THE EXCERPTS ARE FROM SHORT STORIES PUBLISHED IN WEIRD & WONDERFUL TALES
(summer 2008 edition)

A Sense of Morality by Sue Kelly

The huge white dog was walking down the hall, its plumed white tail waving lazily with pleasure. James had frozen seeing it approach.
As it neared him its tail went down and its lips drew back from it gums. With fangs exposed it growled warningly. The woman owner blushed and tugged at the lead.
‘I’m so sorry. I don’t know what’s got into him, he usually so friendly. He’s a Pyrenean Mountain Dog. They were bred to guard the flocks you know, it’s why he’s so big. They had to fight off wolves-’
The dog lunged at him, nearly tearing the lead from its owner’s hand. James ducked back into his flat, slamming the door behind him.
‘We need to move, the new tenant has a-’
‘I know I’ve seen it.’ Diane continued to paint her toenail a deep almost pulsating purple.
‘Why didn’t you tell me, it lunged at me.’
‘Oh darling, did it give you a thrill?’
‘Stop laughing at me you bitch, it lunged at me!’
Diane laughed again. ‘You’re such a prissy man, you could do with a bit of the wild-’

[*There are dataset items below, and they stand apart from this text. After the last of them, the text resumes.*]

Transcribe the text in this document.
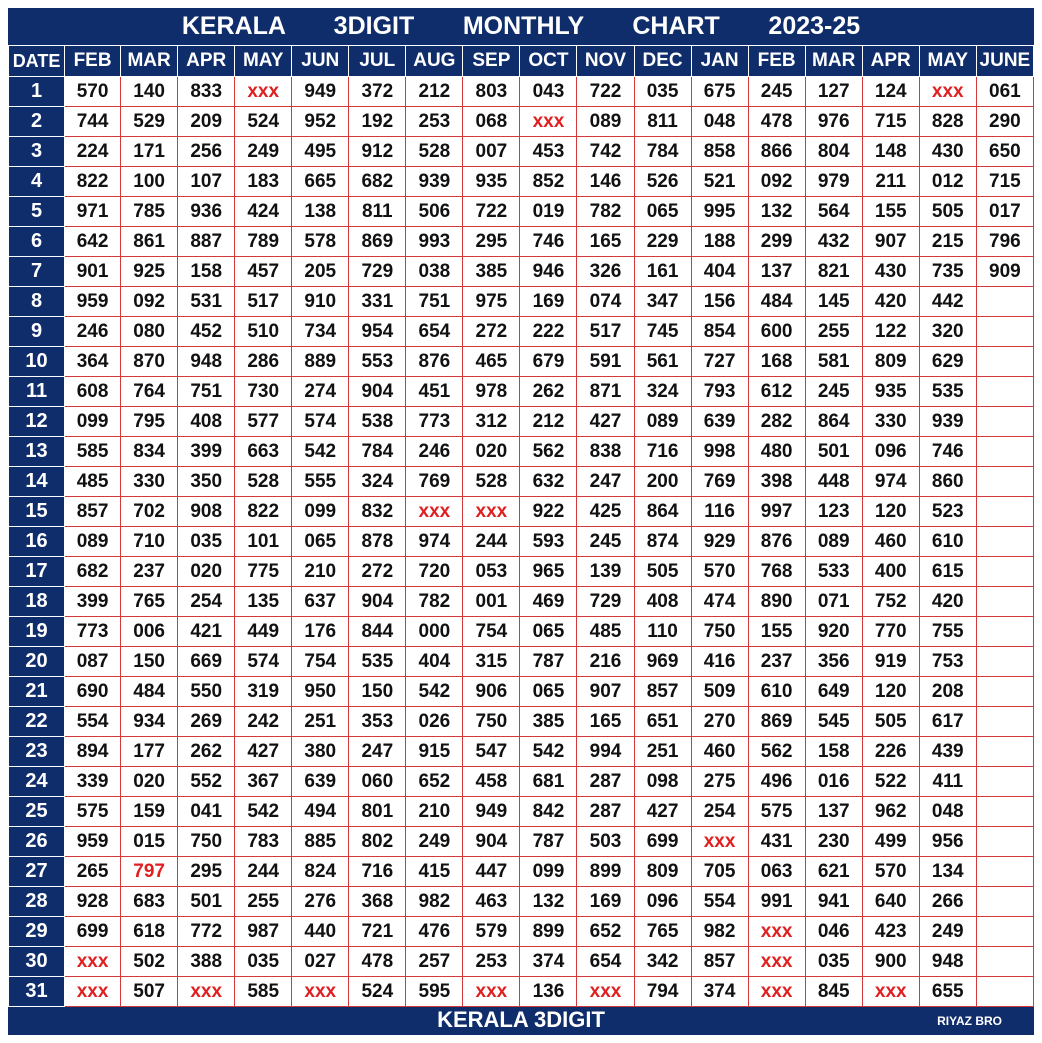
KERALA       3DIGIT       MONTHLY       CHART       2023-25
DATE	FEB	MAR	APR	MAY	JUN	JUL	AUG	SEP	OCT	NOV	DEC	JAN	FEB	MAR	APR	MAY	JUNE
1	570	140	833	xxx	949	372	212	803	043	722	035	675	245	127	124	xxx	061
2	744	529	209	524	952	192	253	068	xxx	089	811	048	478	976	715	828	290
3	224	171	256	249	495	912	528	007	453	742	784	858	866	804	148	430	650
4	822	100	107	183	665	682	939	935	852	146	526	521	092	979	211	012	715
5	971	785	936	424	138	811	506	722	019	782	065	995	132	564	155	505	017
6	642	861	887	789	578	869	993	295	746	165	229	188	299	432	907	215	796
7	901	925	158	457	205	729	038	385	946	326	161	404	137	821	430	735	909
8	959	092	531	517	910	331	751	975	169	074	347	156	484	145	420	442	
9	246	080	452	510	734	954	654	272	222	517	745	854	600	255	122	320	
10	364	870	948	286	889	553	876	465	679	591	561	727	168	581	809	629	
11	608	764	751	730	274	904	451	978	262	871	324	793	612	245	935	535	
12	099	795	408	577	574	538	773	312	212	427	089	639	282	864	330	939	
13	585	834	399	663	542	784	246	020	562	838	716	998	480	501	096	746	
14	485	330	350	528	555	324	769	528	632	247	200	769	398	448	974	860	
15	857	702	908	822	099	832	xxx	xxx	922	425	864	116	997	123	120	523	
16	089	710	035	101	065	878	974	244	593	245	874	929	876	089	460	610	
17	682	237	020	775	210	272	720	053	965	139	505	570	768	533	400	615	
18	399	765	254	135	637	904	782	001	469	729	408	474	890	071	752	420	
19	773	006	421	449	176	844	000	754	065	485	110	750	155	920	770	755	
20	087	150	669	574	754	535	404	315	787	216	969	416	237	356	919	753	
21	690	484	550	319	950	150	542	906	065	907	857	509	610	649	120	208	
22	554	934	269	242	251	353	026	750	385	165	651	270	869	545	505	617	
23	894	177	262	427	380	247	915	547	542	994	251	460	562	158	226	439	
24	339	020	552	367	639	060	652	458	681	287	098	275	496	016	522	411	
25	575	159	041	542	494	801	210	949	842	287	427	254	575	137	962	048	
26	959	015	750	783	885	802	249	904	787	503	699	xxx	431	230	499	956	
27	265	797	295	244	824	716	415	447	099	899	809	705	063	621	570	134	
28	928	683	501	255	276	368	982	463	132	169	096	554	991	941	640	266	
29	699	618	772	987	440	721	476	579	899	652	765	982	xxx	046	423	249	
30	xxx	502	388	035	027	478	257	253	374	654	342	857	xxx	035	900	948	
31	xxx	507	xxx	585	xxx	524	595	xxx	136	xxx	794	374	xxx	845	xxx	655	
KERALA 3DIGIT	RIYAZ BRO
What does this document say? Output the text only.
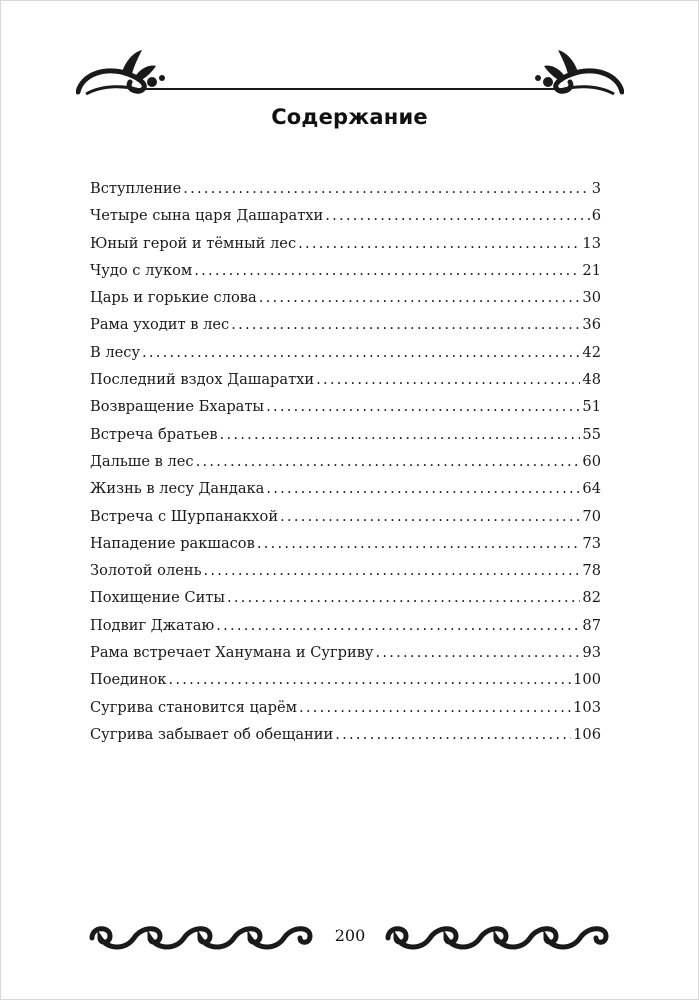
Содержание
Вступление . . .	3
Четыре сына царя Дашаратхи . . .	6
Юный герой и тёмный лес . . .	13
Чудо с луком . . .	21
Царь и горькие слова . . .	30
Рама уходит в лес . . .	36
В лесу . . .	42
Последний вздох Дашаратхи . . .	48
Возвращение Бхараты . . .	51
Встреча братьев . . .	55
Дальше в лес . . .	60
Жизнь в лесу Дандака . . .	64
Встреча с Шурпанакхой . . .	70
Нападение ракшасов . . .	73
Золотой олень . . .	78
Похищение Ситы . . .	82
Подвиг Джатаю . . .	87
Рама встречает Ханумана и Сугриву . . .	93
Поединок . . .	100
Сугрива становится царём . . .	103
Сугрива забывает об обещании . . .	106
200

James pulled the door open, checked the corridor was clear and quickly left before the dog could come back. As he passed the new tenant’s door he heard the dog throw itself against it.

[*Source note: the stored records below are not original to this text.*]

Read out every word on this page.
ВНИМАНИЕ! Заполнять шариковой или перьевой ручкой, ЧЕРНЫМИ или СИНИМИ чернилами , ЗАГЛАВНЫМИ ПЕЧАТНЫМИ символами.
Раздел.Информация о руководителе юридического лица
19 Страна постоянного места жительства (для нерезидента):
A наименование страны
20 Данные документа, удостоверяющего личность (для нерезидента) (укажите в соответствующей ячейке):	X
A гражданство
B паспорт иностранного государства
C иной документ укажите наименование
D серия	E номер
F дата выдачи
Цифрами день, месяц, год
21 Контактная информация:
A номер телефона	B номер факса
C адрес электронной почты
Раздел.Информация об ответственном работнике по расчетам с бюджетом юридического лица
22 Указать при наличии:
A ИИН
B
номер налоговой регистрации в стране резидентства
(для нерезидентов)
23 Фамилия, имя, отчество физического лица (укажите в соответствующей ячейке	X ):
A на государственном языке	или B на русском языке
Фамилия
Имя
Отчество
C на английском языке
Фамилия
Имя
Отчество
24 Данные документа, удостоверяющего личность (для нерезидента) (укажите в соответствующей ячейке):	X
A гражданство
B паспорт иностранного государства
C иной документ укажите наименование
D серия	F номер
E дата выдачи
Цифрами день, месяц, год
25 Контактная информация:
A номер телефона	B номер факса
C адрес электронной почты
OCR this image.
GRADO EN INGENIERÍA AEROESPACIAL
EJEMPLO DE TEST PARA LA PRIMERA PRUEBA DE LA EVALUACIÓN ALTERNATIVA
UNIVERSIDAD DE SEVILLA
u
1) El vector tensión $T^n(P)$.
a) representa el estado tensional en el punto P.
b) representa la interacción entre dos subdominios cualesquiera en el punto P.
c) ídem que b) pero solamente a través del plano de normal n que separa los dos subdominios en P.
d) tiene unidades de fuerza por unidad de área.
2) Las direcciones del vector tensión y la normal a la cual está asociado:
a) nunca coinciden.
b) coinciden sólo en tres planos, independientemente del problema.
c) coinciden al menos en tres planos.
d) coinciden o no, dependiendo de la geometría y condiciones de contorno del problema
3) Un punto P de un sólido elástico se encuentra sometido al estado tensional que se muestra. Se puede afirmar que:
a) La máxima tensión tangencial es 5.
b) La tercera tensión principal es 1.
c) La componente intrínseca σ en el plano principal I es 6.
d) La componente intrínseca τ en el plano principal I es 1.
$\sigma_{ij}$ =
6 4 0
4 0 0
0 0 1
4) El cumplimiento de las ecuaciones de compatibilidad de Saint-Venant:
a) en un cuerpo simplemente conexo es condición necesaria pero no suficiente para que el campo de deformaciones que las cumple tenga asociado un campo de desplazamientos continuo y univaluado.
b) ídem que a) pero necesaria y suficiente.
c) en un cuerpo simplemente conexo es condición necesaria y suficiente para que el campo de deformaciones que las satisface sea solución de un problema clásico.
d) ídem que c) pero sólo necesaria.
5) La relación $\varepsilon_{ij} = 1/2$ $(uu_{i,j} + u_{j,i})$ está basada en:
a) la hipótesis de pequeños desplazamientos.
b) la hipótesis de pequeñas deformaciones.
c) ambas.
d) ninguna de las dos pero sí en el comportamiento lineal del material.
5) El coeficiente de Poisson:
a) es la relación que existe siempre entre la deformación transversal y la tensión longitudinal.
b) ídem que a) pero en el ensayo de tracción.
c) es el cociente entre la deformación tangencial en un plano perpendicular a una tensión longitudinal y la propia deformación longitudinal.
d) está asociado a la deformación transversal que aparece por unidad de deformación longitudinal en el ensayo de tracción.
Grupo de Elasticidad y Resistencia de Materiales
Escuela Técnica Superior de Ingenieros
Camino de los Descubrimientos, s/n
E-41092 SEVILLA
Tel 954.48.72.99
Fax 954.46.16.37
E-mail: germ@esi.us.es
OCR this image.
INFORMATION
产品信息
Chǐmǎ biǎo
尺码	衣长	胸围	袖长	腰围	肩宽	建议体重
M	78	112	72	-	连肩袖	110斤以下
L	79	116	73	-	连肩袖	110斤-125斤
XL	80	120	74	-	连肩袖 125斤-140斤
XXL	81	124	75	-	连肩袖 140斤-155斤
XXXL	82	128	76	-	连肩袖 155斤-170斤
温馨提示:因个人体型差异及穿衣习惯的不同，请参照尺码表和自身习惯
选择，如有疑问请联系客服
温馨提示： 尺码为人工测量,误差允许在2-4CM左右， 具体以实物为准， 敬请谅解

Changelings by Teresa Holmes

Sybil Simpson was a failure, she always had been. Not a successful failure who could make things go spectacularly wrong, but a failed failure. Sybil’s failures were a constant reminder of her incompetence. Whatever she attempted seemed doomed to failure. The world plotted against her. If she wanted to turn left the road would immediately move to the right; if she stretched up to lift something from a shelf the shelf would grow several feet beyond her reach; if she dressed to impress her outfit would act as a giant magnet for all the dirt and grime in that sector of the universe.

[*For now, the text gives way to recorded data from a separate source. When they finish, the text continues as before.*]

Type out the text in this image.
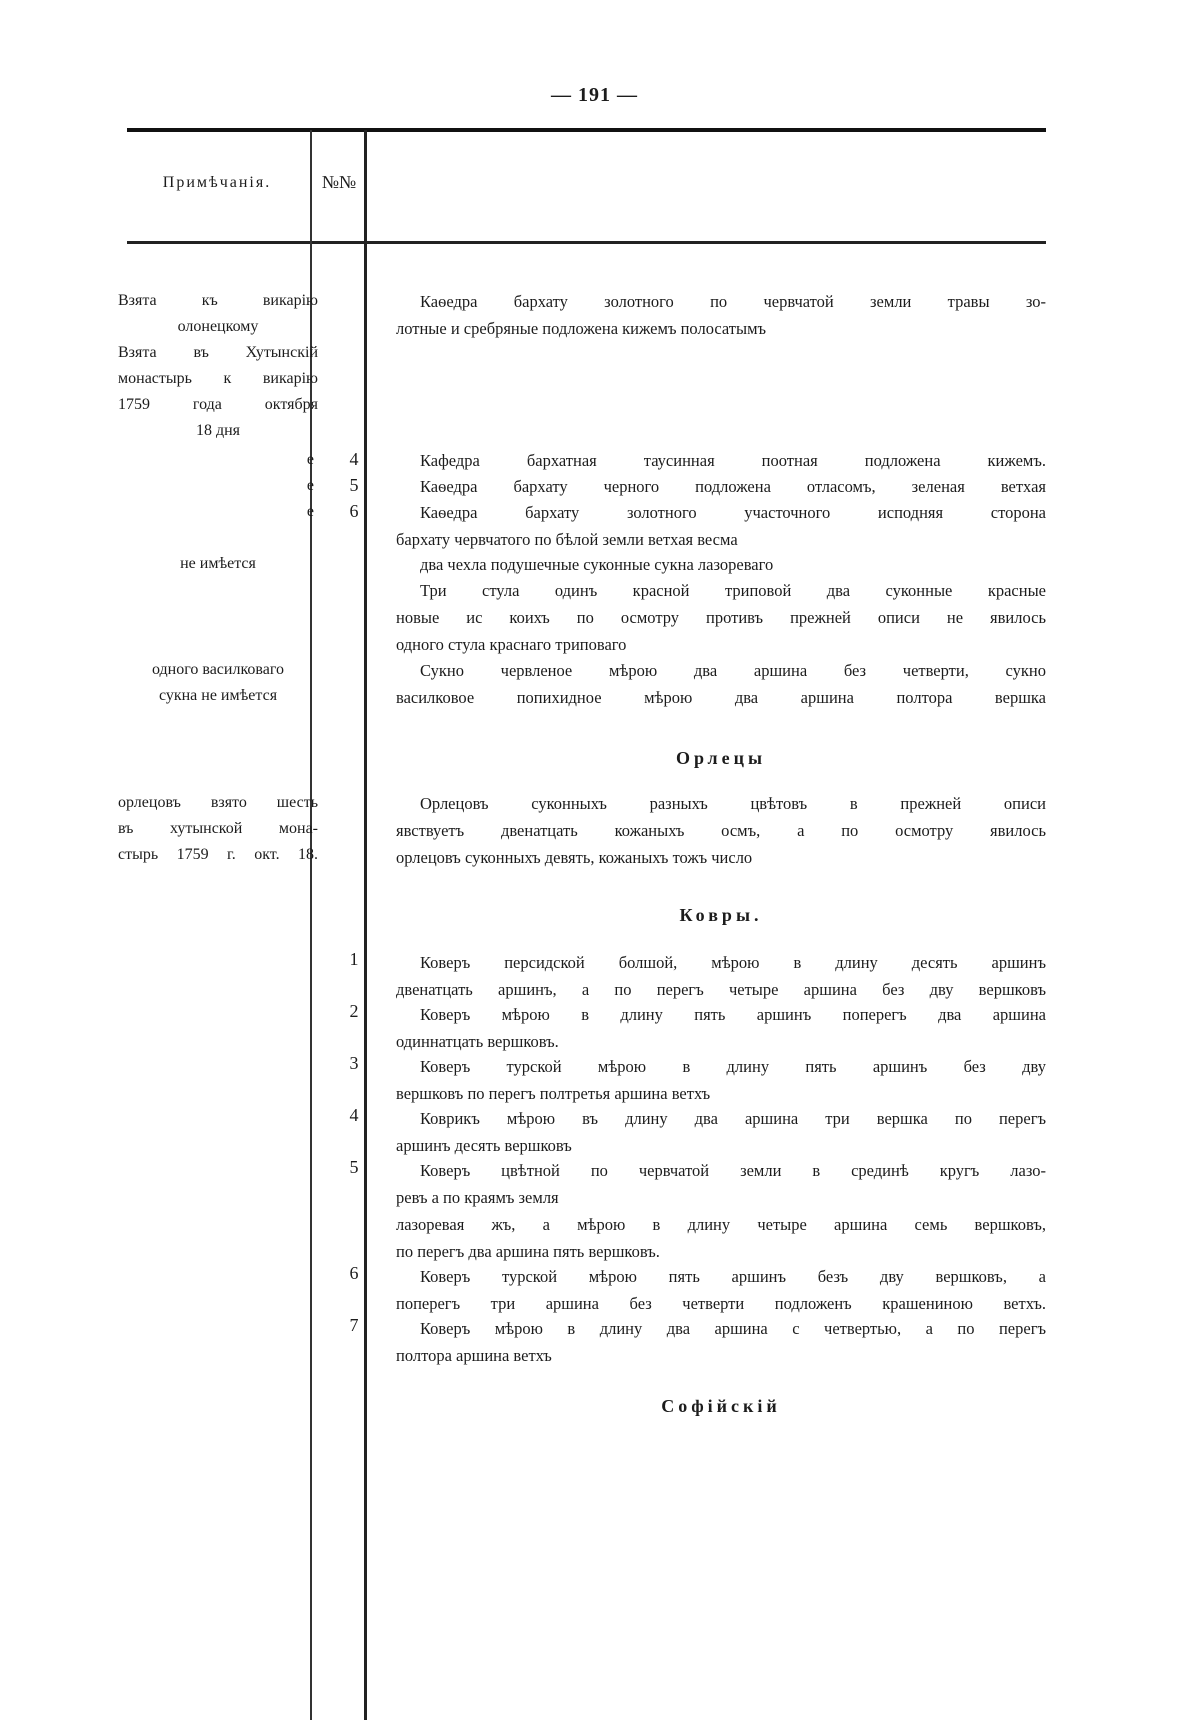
— 191 —
Примѣчанія.	№№
Взята къ викарію
олонецкому
Взята въ Хутынскій
монастырь к викарію
1759 года октября
18 дня
е
е
е
не имѣется
одного василковаго
сукна не имѣется
орлецовъ взято шесть
въ хутынской мона-
стырь 1759 г. окт. 18.
4
5
6
1
2
3
4
5
6
7
Каѳедра бархату золотного по червчатой земли травы зо-
лотные и сребряные подложена кижемъ полосатымъ
Кафедра бархатная таусинная поотная подложена кижемъ.
Каѳедра бархату черного подложена отласомъ, зеленая ветхая
Каѳедра бархату золотного участочного исподняя сторона
бархату червчатого по бѣлой земли ветхая весма
два чехла подушечные суконные сукна лазореваго
Три стула одинъ красной триповой два суконные красные
новые ис коихъ по осмотру противъ прежней описи не явилось
одного стула краснаго триповаго
Сукно червленое мѣрою два аршина без четверти, сукно
василковое попихидное мѣрою два аршина полтора вершка
Орлецы
Орлецовъ суконныхъ разныхъ цвѣтовъ в прежней описи
явствуетъ двенатцать кожаныхъ осмъ, а по осмотру явилось
орлецовъ суконныхъ девять, кожаныхъ тожъ число
Ковры.
Коверъ персидской болшой, мѣрою в длину десять аршинъ
двенатцать аршинъ, а по перегъ четыре аршина без дву вершковъ
Коверъ мѣрою в длину пять аршинъ поперегъ два аршина
одиннатцать вершковъ.
Коверъ турской мѣрою в длину пять аршинъ без дву
вершковъ по перегъ полтретья аршина ветхъ
Коврикъ мѣрою въ длину два аршина три вершка по перегъ
аршинъ десять вершковъ
Коверъ цвѣтной по червчатой земли в срединѣ кругъ лазо-
ревъ а по краямъ земля
лазоревая жъ, а мѣрою в длину четыре аршина семь вершковъ,
по перегъ два аршина пять вершковъ.
Коверъ турской мѣрою пять аршинъ безъ дву вершковъ, а
поперегъ три аршина без четверти подложенъ крашениною ветхъ.
Коверъ мѣрою в длину два аршина с четвертью, а по перегъ
полтора аршина ветхъ
Софійскій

Given Sybil’s capacity for disasters it was hardly surprising that pets howled and hid whenever she entered their territory; household items begged to be locked away whenever she came near; and her family protected themselves with a wide range of charms to ward off the evil that accompanied the hapless Sybil. They also refrained from informing Sybil that she was a witch.
‘Can you imagine the damage she’d do with a wand?’ Great Aunt Patricia muttered between clenched teeth.
‘Or with spells,’ Sybil’s mother blanched at the thought.
‘No,’ they all agreed, ‘Sybil must never know she has magical powers.’
She needed a familiar though, not to enhance her powers but to help quell them.